Another candidate joined the race for the Labour Party leadership yesterday. John Horgan, who had a lengthy career with the party, offers the electorate some advice.
The Labour Party's brave experiment in enfranchising its total membership for the election of its new leader could contribute dramatically to a rebirth of the party's fortunes if - and only if - that electorate can (a) come to a firm conclusion about what party leaders are for, and (b) learn the lessons of the past.
Working out what party leaders are for is not as simple as it sounds. The commonplace answer is that they are expected to be inspirational, doctrinally sound, able to exist without sleep and without seeing their families or eating regular meals for weeks on end, to have a low boredom threshold combined with a reaction time measured in nano-seconds, and the ability to give every member of the party the feeling that without their special contribution the entire edifice would sink beneath the waves.
In any well-organised party, in which all the members and activists take full responsibility for their party's welfare, this is of course a nonsense: the jobs of party organisation, of maintaining doctrinal purity and of engaging productively in local issues will be done, by and large, by an active and committed membership or they will not be done at all. Labour Party members in this context would do well to remember that there are really only two primary functions exercisable by a party leader, one of them negative, the other positive.
The negative one is to frighten the enemy. There are, thank goodness, no actual or potential William Hagues among the declared or possible candidates for the Labour leadership, but the chilling example of his progress from defeat to disaster shows what can happen to a party when it considers this factor to be of little consequence. Hague not only failed to frighten Labour: Labour rejoiced openly at his election.
If it follows from this, as I believe it does, that political parties are often better judges of other parties' self-interest than they are of their own, voters in this leadership election should strive to put themselves into the shoes of the average Fianna Fáil TD or activist and ask themselves: "Which of the Labour leadership candidates would most frighten me?"
If they identify such a person, and vote for them, they have a far higher chance of being right than wrong.
The positive function is to secure political power, either in the sense that you can implement policies of your own, or prevent others from implementing policies of theirs with which you disagree. This, in turn, means winning elections.
That may sound like a truism but is, again, more complex than it sounds. Socialists are certainly evangelists - but if they are only evangelists, or content themselves with gesture politics, they will continue to suffer the fate of John the Baptist, and their voters will be the poorer for it.
There are, it seems to me, basically two ways of winning elections.
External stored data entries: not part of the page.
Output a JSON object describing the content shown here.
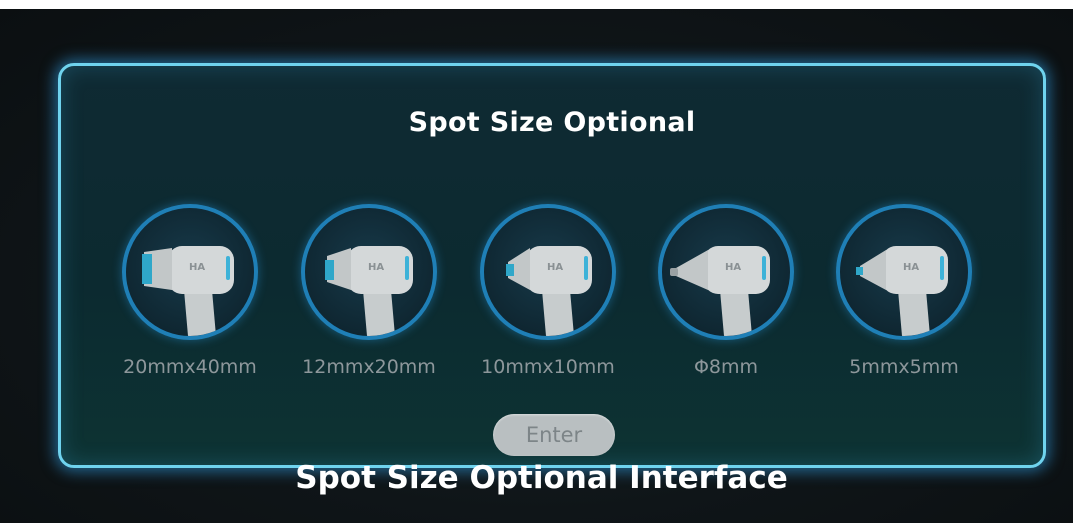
{
  "panel": {
    "title": "Spot Size Optional"
  },
  "options": [
    {
      "label": "20mmx40mm",
      "icon": "handpiece-20x40-icon"
    },
    {
      "label": "12mmx20mm",
      "icon": "handpiece-12x20-icon"
    },
    {
      "label": "10mmx10mm",
      "icon": "handpiece-10x10-icon"
    },
    {
      "label": "Φ8mm",
      "icon": "handpiece-8mm-round-icon"
    },
    {
      "label": "5mmx5mm",
      "icon": "handpiece-5x5-icon"
    }
  ],
  "handpiece_brand": "HA",
  "enter_button": {
    "label": "Enter"
  },
  "caption": "Spot Size Optional Interface",
  "colors": {
    "panel_border": "#6fd3ee",
    "circle_border": "#1f7fb6",
    "button_bg": "#b9bfc1",
    "label_text": "#8d979b"
  }
}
The first is to be all things to all men (with a few women thrown in). The second is to tell it as it is.
The problem about the first way is that Fianna Fáil has taken out a patent on it and Fine Gael has demonstrated the lack of wisdom of trying to challenge them on their home ground. The problem about the second way is that, taken to extremes, it can create difficulties in relation to a range of possible coalition government arrangements.
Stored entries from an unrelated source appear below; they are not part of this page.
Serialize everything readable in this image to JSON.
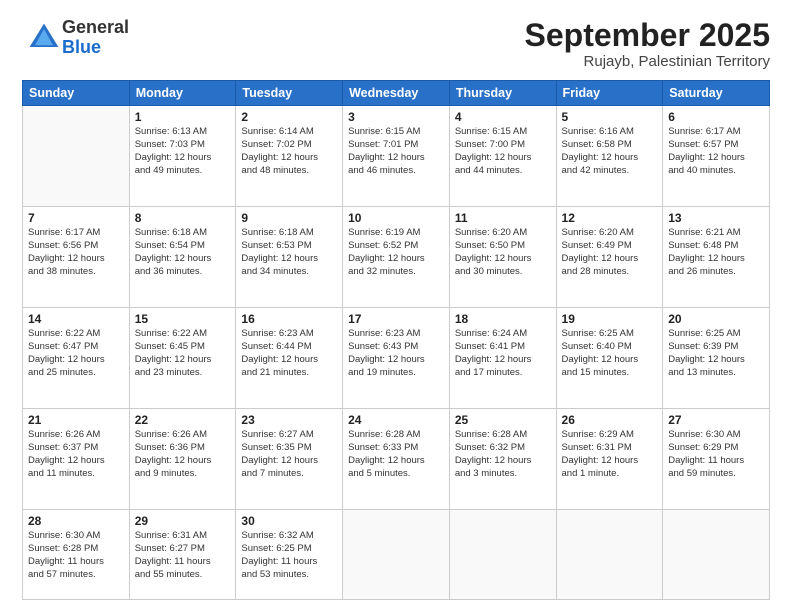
{
  "logo": {
    "general": "General",
    "blue": "Blue"
  },
  "title": {
    "month": "September 2025",
    "location": "Rujayb, Palestinian Territory"
  },
  "weekdays": [
    "Sunday",
    "Monday",
    "Tuesday",
    "Wednesday",
    "Thursday",
    "Friday",
    "Saturday"
  ],
  "weeks": [
    [
      {
        "day": "",
        "info": ""
      },
      {
        "day": "1",
        "info": "Sunrise: 6:13 AM\nSunset: 7:03 PM\nDaylight: 12 hours\nand 49 minutes."
      },
      {
        "day": "2",
        "info": "Sunrise: 6:14 AM\nSunset: 7:02 PM\nDaylight: 12 hours\nand 48 minutes."
      },
      {
        "day": "3",
        "info": "Sunrise: 6:15 AM\nSunset: 7:01 PM\nDaylight: 12 hours\nand 46 minutes."
      },
      {
        "day": "4",
        "info": "Sunrise: 6:15 AM\nSunset: 7:00 PM\nDaylight: 12 hours\nand 44 minutes."
      },
      {
        "day": "5",
        "info": "Sunrise: 6:16 AM\nSunset: 6:58 PM\nDaylight: 12 hours\nand 42 minutes."
      },
      {
        "day": "6",
        "info": "Sunrise: 6:17 AM\nSunset: 6:57 PM\nDaylight: 12 hours\nand 40 minutes."
      }
    ],
    [
      {
        "day": "7",
        "info": "Sunrise: 6:17 AM\nSunset: 6:56 PM\nDaylight: 12 hours\nand 38 minutes."
      },
      {
        "day": "8",
        "info": "Sunrise: 6:18 AM\nSunset: 6:54 PM\nDaylight: 12 hours\nand 36 minutes."
      },
      {
        "day": "9",
        "info": "Sunrise: 6:18 AM\nSunset: 6:53 PM\nDaylight: 12 hours\nand 34 minutes."
      },
      {
        "day": "10",
        "info": "Sunrise: 6:19 AM\nSunset: 6:52 PM\nDaylight: 12 hours\nand 32 minutes."
      },
      {
        "day": "11",
        "info": "Sunrise: 6:20 AM\nSunset: 6:50 PM\nDaylight: 12 hours\nand 30 minutes."
      },
      {
        "day": "12",
        "info": "Sunrise: 6:20 AM\nSunset: 6:49 PM\nDaylight: 12 hours\nand 28 minutes."
      },
      {
        "day": "13",
        "info": "Sunrise: 6:21 AM\nSunset: 6:48 PM\nDaylight: 12 hours\nand 26 minutes."
      }
    ],
    [
      {
        "day": "14",
        "info": "Sunrise: 6:22 AM\nSunset: 6:47 PM\nDaylight: 12 hours\nand 25 minutes."
      },
      {
        "day": "15",
        "info": "Sunrise: 6:22 AM\nSunset: 6:45 PM\nDaylight: 12 hours\nand 23 minutes."
      },
      {
        "day": "16",
        "info": "Sunrise: 6:23 AM\nSunset: 6:44 PM\nDaylight: 12 hours\nand 21 minutes."
      },
      {
        "day": "17",
        "info": "Sunrise: 6:23 AM\nSunset: 6:43 PM\nDaylight: 12 hours\nand 19 minutes."
      },
      {
        "day": "18",
        "info": "Sunrise: 6:24 AM\nSunset: 6:41 PM\nDaylight: 12 hours\nand 17 minutes."
      },
      {
        "day": "19",
        "info": "Sunrise: 6:25 AM\nSunset: 6:40 PM\nDaylight: 12 hours\nand 15 minutes."
      },
      {
        "day": "20",
        "info": "Sunrise: 6:25 AM\nSunset: 6:39 PM\nDaylight: 12 hours\nand 13 minutes."
      }
    ],
    [
      {
        "day": "21",
        "info": "Sunrise: 6:26 AM\nSunset: 6:37 PM\nDaylight: 12 hours\nand 11 minutes."
      },
      {
        "day": "22",
        "info": "Sunrise: 6:26 AM\nSunset: 6:36 PM\nDaylight: 12 hours\nand 9 minutes."
      },
      {
        "day": "23",
        "info": "Sunrise: 6:27 AM\nSunset: 6:35 PM\nDaylight: 12 hours\nand 7 minutes."
      },
      {
        "day": "24",
        "info": "Sunrise: 6:28 AM\nSunset: 6:33 PM\nDaylight: 12 hours\nand 5 minutes."
      },
      {
        "day": "25",
        "info": "Sunrise: 6:28 AM\nSunset: 6:32 PM\nDaylight: 12 hours\nand 3 minutes."
      },
      {
        "day": "26",
        "info": "Sunrise: 6:29 AM\nSunset: 6:31 PM\nDaylight: 12 hours\nand 1 minute."
      },
      {
        "day": "27",
        "info": "Sunrise: 6:30 AM\nSunset: 6:29 PM\nDaylight: 11 hours\nand 59 minutes."
      }
    ],
    [
      {
        "day": "28",
        "info": "Sunrise: 6:30 AM\nSunset: 6:28 PM\nDaylight: 11 hours\nand 57 minutes."
      },
      {
        "day": "29",
        "info": "Sunrise: 6:31 AM\nSunset: 6:27 PM\nDaylight: 11 hours\nand 55 minutes."
      },
      {
        "day": "30",
        "info": "Sunrise: 6:32 AM\nSunset: 6:25 PM\nDaylight: 11 hours\nand 53 minutes."
      },
      {
        "day": "",
        "info": ""
      },
      {
        "day": "",
        "info": ""
      },
      {
        "day": "",
        "info": ""
      },
      {
        "day": "",
        "info": ""
      }
    ]
  ]
}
But if, as I believe, telling it as it is should be Labour's battle cry going into the next election, this is a problem that has to be squarely faced. The electorate has to be reminded that it is in no way inconsistent for a party of principle to go into government with another party of different principles, along as there is sufficient common ground on policies for the term of a single government. The relationship is not required to be permanent and the partners are not required to love each other. The irony of the last election is that it was the PDs who persuaded the electorate of the truth of this proposition.
Before the last election, academic soothsayers were muttering that, as it was highly likely that Fianna Fáil would be part of any administration after the election, it was impossible to vote against the government.
But in Irish politics today, a Fianna Fáil/Labour government undeniably is a change from a Fianna Fáil/PD government (as would be a Rainbow Coalition, or even a Fianna Fáil/Fine Gael government). The most astonishing feature of the last election was the success of the PDs in persuading the electorate that the new Fianna Fáil/PD Government would be a change from the old Fianna Fáil/PD government. If the PDs can do that, then the task facing Labour is well within reach.
This is also relevant when it comes to remembering the past. It was certainly high-risk territory for Labour to go into government with Fianna Fáil for the first time when they took that political leap: but it was not a mistake. What was a mistake, as I think many influential members of the party now privately accept, was to change their government partners without forcing an election.
The only policy change I would urge on the new leader is a public commitment never to do that again. In terms of leadership style, telling it as it is remains the only option for Labour if it is to escape from the threat of blandness. It should remember that there are two models of political support. The electorate is not conscience-free. It admires (and frequently elects) politicians who are altruistic, provocative and evince a strong sense of knowing what they are about, even though they are also perennially tempted to support those who flatter and soft-soap them. Falling between these two stools will consign Labour to oblivion.
John Horgan is professor of journalism at DCU. He is a former Labour Party TD, senator and MEP, and was a member of the party's electoral commission in the 1980s.